Providing defaults to `fit_model` and more generally #33

Open athowes opened 3 weeks ago

athowes commented 3 weeks ago

In PR #26 we added modelling functionality, and chose not to add defaults for arguments like the prior:

I can add defaults, but I purposely didn't and don't think we should. My thought was that we don't plan to use this function (or package) interactively. We're going to pass a task config with all parameters and won't depend on default arguments. If we misspecify something, we want an error not a silent reliance on a default argument with a (potentially) different value. If the user doesn't add, e.g. priors[["rt"]][["mean"]] to the list, wouldn't it return NULL? What would happen then? Would EpiNow2::rt_opts() return an error, or just silently continue on with some default value?

image

I think this error is the desired behavior. We don't want the error, but with a config-driven rather than interactive workflow I think it's safer not to specify defaults.
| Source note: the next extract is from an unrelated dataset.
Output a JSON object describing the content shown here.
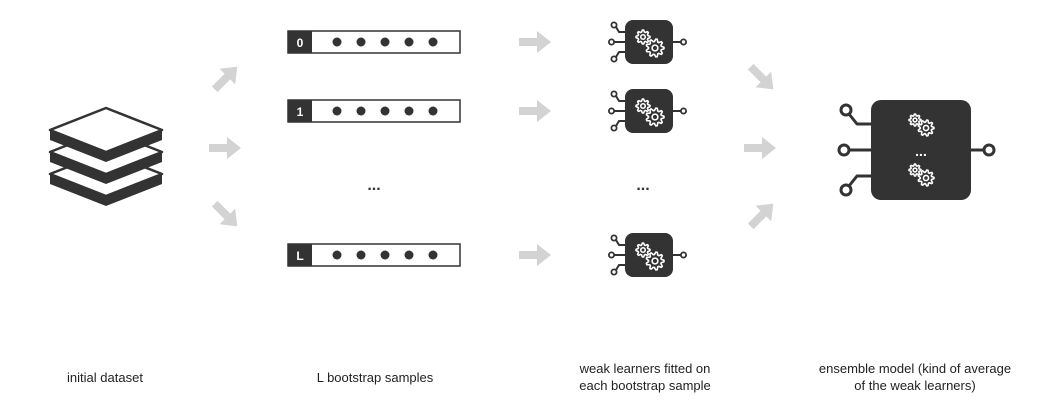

Is that convincing to you both?

_Originally posted by @zsusswein in https://github.com/CDCgov/cfa-epinow2-pipeline/pull/26#discussion_r1755154014_

I think this is a reasonable choice / likely correct.

I do think there could be a discussion to be had about the extent to which we are making this package "config-driven" versus "interactive". One could frame "interactive" as in "working like ordinary R package functions". And then one could argue that the pipeline should do the work of being config driven, and that functions in the R package could be functional from an "interactive" perspective / ordinary R package perspective. I do think there are instances where we / our collaborators might interact with the package in an interactive mode.

Sorry, this is quite a non actionable issue! I'd be interested in others broader perspectives on this as a broader design question. As I say, I think the choice to make things quite "config-driven" is reasonable.

I think it would be helpful to see a document put together of the expected workflow. Perhaps another part of this "package specificity" question is the extent to which this package can be used outside of an Azure / CFA-specific environment. I think it's important for documentation and development of the package that one could use it in a more basic environment.

zsusswein commented 3 weeks ago

I'm dodging the majority of your good questions here to think a little more, but to answer a few specific things:

I think it would be helpful to see a document put together of the expected workflow.

You've (rightly) asked for this a few times and it's an important thing we need to provide. Bear with me for a few more PRs until we have an actual pipeline-running function and let's revisit. I'm trying to avoid documenting ahead of the code.

I think it's important for documentation and development of the package that one could use it in a more basic environment.

Can you expand on this a bit? We have in the readme:

https://github.com/CDCgov/cfa-epinow2-pipeline/blob/c04c8f857e49530ffad946ea582f404a42098735/README.md?plain=1#L9-L10

But it sounds like you have a broader scope in mind. What use-cases are you thinking about? In particular, when would one want to use our package over vanilla EpiNow2?